Ultimately, the Motoramas outlived their usefulness. Television advertising proved to be more cost-effective, and there also were nagging concerns about the competition. Admission to the Motorama was free, and picture taking was encouraged - a sweet deal for Ford and Chrysler operatives who only had to wait in line to get the skinny on GM's future offerings. By 1961, the idea had run its course. The last Motoramas displayed no dream cars; the focus was on glitzed-up production models, the designs for many of which had been influenced by Motorama dream cars of earlier years.
This year, GM is sending fifteen or sixteen Motorama-era dream cars to the Pebble Beach Concours d'Elegance in recognition of the influence they've had on design over the years. On a sunny day in mid-May, five of them were assembled on the campus of the GM Technical Center for group and individual portraits, the subjects and the setting interrelated icons of twentieth-century design.

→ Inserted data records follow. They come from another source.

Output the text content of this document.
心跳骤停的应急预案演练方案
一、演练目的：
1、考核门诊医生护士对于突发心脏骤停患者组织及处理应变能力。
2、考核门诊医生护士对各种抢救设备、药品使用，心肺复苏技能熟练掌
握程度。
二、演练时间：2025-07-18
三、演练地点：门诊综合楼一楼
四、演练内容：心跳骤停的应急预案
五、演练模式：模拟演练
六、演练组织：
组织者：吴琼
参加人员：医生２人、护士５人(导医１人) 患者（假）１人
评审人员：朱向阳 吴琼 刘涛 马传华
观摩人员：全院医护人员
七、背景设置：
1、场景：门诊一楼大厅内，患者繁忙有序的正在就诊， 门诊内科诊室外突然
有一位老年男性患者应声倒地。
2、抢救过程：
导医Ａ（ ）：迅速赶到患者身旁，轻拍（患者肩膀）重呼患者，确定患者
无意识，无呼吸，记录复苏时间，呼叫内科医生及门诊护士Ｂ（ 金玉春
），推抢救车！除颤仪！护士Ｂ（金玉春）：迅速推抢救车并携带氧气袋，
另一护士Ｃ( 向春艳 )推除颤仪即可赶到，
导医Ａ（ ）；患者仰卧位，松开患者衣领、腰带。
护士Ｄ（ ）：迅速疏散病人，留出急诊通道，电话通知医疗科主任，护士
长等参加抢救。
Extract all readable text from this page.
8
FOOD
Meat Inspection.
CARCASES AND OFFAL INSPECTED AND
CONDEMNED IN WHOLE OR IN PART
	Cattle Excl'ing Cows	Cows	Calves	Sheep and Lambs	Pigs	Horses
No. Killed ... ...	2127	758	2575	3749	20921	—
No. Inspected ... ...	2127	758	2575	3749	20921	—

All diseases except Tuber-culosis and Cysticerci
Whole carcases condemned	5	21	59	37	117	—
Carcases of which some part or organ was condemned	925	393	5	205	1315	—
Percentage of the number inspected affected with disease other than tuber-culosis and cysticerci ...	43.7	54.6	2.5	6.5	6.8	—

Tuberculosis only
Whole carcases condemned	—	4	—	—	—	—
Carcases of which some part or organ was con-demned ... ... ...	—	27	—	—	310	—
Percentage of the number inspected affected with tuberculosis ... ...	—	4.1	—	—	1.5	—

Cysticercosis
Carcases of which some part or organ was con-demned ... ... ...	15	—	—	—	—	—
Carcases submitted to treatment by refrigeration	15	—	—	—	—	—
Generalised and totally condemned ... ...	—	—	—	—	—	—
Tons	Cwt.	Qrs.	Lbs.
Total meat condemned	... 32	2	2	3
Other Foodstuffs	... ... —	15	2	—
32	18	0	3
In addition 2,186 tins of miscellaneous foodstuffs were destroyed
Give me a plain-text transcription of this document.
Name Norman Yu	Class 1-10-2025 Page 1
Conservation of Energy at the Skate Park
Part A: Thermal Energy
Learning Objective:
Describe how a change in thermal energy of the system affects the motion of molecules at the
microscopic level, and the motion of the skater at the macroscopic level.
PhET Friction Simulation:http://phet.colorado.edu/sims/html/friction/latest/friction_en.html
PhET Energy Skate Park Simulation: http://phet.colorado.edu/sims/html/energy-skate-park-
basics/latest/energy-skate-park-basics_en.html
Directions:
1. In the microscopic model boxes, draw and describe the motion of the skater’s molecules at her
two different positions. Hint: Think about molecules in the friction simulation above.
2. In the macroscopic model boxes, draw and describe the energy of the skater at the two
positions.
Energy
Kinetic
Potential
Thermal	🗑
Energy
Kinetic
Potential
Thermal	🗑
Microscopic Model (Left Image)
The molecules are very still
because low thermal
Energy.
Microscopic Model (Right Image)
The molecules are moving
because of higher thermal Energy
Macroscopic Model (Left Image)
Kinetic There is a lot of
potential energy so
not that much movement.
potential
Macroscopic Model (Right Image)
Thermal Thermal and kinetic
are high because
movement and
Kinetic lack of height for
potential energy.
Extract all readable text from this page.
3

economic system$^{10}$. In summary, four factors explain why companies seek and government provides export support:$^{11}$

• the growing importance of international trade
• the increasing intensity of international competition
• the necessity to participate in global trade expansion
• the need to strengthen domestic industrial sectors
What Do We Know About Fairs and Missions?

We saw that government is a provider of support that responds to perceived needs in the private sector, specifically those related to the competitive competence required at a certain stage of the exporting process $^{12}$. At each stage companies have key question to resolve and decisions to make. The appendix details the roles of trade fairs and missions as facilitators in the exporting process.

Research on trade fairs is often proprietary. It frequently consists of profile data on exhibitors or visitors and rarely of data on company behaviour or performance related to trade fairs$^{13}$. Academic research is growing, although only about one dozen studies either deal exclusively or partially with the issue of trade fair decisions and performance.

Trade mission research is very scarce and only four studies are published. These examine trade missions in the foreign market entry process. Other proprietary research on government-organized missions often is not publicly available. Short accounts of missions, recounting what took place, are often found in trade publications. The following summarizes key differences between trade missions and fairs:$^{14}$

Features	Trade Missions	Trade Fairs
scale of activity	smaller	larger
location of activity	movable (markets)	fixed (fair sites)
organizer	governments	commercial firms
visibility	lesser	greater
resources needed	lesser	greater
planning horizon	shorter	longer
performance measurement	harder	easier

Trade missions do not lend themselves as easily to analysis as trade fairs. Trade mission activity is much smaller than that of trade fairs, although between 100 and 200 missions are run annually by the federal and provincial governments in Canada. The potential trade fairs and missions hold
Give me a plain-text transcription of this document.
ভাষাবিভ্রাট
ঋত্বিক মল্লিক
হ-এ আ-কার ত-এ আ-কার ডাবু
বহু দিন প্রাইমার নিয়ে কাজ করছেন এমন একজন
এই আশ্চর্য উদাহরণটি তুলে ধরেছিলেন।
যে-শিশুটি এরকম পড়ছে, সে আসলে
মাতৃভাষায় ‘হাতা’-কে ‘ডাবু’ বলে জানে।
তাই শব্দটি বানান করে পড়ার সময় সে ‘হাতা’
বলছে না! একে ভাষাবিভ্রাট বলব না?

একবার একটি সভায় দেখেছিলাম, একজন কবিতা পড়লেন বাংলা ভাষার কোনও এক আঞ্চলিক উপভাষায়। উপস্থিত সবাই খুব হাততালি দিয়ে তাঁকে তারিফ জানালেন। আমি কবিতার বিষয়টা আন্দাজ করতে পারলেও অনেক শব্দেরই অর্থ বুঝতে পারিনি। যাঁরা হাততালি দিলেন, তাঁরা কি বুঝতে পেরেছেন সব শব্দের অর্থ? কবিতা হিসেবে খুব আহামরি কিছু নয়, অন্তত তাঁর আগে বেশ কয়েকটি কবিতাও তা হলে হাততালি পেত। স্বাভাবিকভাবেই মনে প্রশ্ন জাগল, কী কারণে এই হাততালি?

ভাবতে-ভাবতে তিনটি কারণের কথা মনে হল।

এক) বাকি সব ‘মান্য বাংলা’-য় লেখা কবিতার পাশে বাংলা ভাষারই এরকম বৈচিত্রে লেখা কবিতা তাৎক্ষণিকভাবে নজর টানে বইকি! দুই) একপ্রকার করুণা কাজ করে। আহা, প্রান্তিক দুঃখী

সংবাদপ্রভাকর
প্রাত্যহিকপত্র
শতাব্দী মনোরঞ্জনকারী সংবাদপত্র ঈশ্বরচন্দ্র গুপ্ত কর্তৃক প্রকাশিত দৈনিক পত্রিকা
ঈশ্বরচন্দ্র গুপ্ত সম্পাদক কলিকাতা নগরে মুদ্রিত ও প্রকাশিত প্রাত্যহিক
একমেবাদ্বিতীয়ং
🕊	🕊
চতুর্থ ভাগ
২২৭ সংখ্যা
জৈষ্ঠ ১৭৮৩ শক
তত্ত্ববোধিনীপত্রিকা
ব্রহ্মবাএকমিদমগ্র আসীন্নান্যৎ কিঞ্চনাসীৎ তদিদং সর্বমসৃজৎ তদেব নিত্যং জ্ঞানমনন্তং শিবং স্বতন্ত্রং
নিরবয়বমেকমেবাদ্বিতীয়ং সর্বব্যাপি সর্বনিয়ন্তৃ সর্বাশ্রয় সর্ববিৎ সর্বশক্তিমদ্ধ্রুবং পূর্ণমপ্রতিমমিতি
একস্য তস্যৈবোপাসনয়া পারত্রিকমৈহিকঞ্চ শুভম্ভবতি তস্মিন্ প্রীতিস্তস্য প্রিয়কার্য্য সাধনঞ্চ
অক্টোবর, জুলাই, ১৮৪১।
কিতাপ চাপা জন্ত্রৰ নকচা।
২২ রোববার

Sprawling across 330 acres in Warren, Michigan, the campus is a trove of perfectly maintained, mid-century architecture, the work of Eero Saarinen, whose later projects included Saint Louis' Gateway Arch, the avian-inspired TWA terminal at JFK airport, and the main terminal of Dulles International Airport in Washington, D.C. Upon entering the gate, eyes immediately fall on the Firebird II parked, appropriately, on a helipad. Both the car and the slab of concrete are emblazoned with GM's stylized Air-Transport Division logo.
When the campus was officially dedicated on May 16, 1956, the Firebird II was on hand for the occasion. Whereas 1954's Firebird I was strictly "monoposto," the Firebird II offered seating for four; two examples were built and survive. The fiberglass version is powered by a Whirlfire GT-304 gas turbine; the titanium one that was rolled out has no running gear but sports a real aircraft-style steering "yoke" and was designed for driverless operation on the electronic highway of the future. The Firebird I could have addressed tailgating issues with its 1000-degree-Fahrenheit exhaust, simply melting whatever might be following too closely. Firebird II was cooled by a regenerative gas turbine that made it more thermally and socially responsible than its predecessor. Earl thought of the Firebirds - Firebird III came in '58 - as "ground-based aircraft," and designwise, he was on the money. The canopy roof, twin jet intakes, single "stabilizer" fin, outboard fuel tank "bombs," and hood-mounted air brakes made the Firebird II a wingless fighter jet for the whole family. Keep in mind that The Jetsons wouldn't debut until 1962.